Just took a look at my SQ copy of Chicago III, which has a date of 1974 on the label. The SQ of Santana's first album also lists 1974 for the year. My SQ copies of CTA also have a year of 1974 on the labels. It seems that the earlier Chicago albums were released in quad in '74, by which point the gold border was dropped, and less copies were being pressed.
The early Columbia (gold border) quads were 1971 & '72; after that most of the covers were customized with the addition of the quadraphonic designation integrated into the cover design (if there was a custom record sleeve, the stereo sleeve was generally used, since it would have a stereo prefix).
In '73, Lee Loughnane's uncle was a client of mine. He told me that they were working on Quad mixes of all their studio albums. Sure enough, they were released in early '74. The Quad of VII came out a few weeks after it's April '74 release in 2ch. VIII-X had Quad releases that were simultaneous with the 2ch.
Yes, you are correct that Columbia Quads without gold borders are less common. Gold borders were abandoned in mid '73. Caravanserai, Azteca, Paul Simon and Birds of Fire all came out in Quad in '73 with Gold borders. Buddy Miles' Chapter VII came out in summer '73 in Gold. Angel Clare and Rhymin' Simon came out in fall '73 in all formats. The Quads were sans gold borders.
The later it was released, the fewer Quad copies were pressed. Scarcity is also tied to the album's popularity. Harry Partch and Thijs Van Leer are far less common than Santana, Streisand or Paul Simon.
I just wish they had gone one step further and done the labels on the quad releases in the same style as their stereo counterparts. The incorporation of the cover design and the script lettering were all part of the packaging to me, and that is sorely missed on the quads. And don't say it couldn't be done: look at the label on the quad edition of Santana's "Welcome."

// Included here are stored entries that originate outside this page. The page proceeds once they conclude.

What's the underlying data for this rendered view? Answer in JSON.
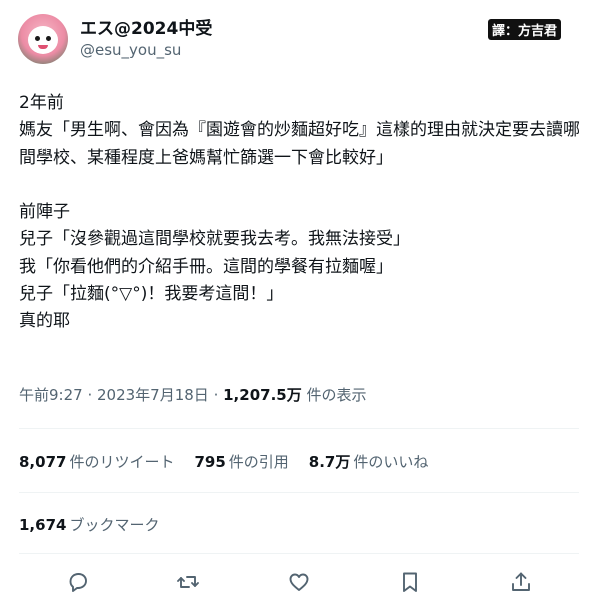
{
  "author": {
    "display_name": "エス@2024中受",
    "handle": "@esu_you_su"
  },
  "credit": "譯：方吉君",
  "tweet": {
    "text": "2年前\n媽友「男生啊、會因為『園遊會的炒麵超好吃』這樣的理由就決定要去讀哪間學校、某種程度上爸媽幫忙篩選一下會比較好」\n\n前陣子\n兒子「沒參觀過這間學校就要我去考。我無法接受」\n我「你看他們的介紹手冊。這間的學餐有拉麵喔」\n兒子「拉麵(°▽°)！我要考這間！」\n真的耶"
  },
  "meta": {
    "time": "午前9:27",
    "sep1": " · ",
    "date": "2023年7月18日",
    "sep2": " · ",
    "views_count": "1,207.5万",
    "views_label": " 件の表示"
  },
  "stats": {
    "retweets_count": "8,077",
    "retweets_label": "件のリツイート",
    "quotes_count": "795",
    "quotes_label": "件の引用",
    "likes_count": "8.7万",
    "likes_label": "件のいいね"
  },
  "bookmarks": {
    "count": "1,674",
    "label": "ブックマーク"
  },
  "actions": [
    "reply-icon",
    "retweet-icon",
    "like-icon",
    "bookmark-icon",
    "share-icon"
  ],
  "colors": {
    "text": "#0f1419",
    "muted": "#536471",
    "divider": "#eff3f4"
  }
}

Of course, they also didn't do the cool label design when Rhino started their re-releases of the catalog on CD, either. Come on, guys: if you can research & include bonus tracks and works-in-progress, how about remembering the visuals? Opportunity lost.
True, although I find that of minor concern at best, since sound and mix are what we really care about. That said, WYWH had the custom label, and I think, Santana's AMIGOS as well. Could be that those who assembled the Chicago albums just didn't give it much thought, though the first three didn't have custom labels anyway.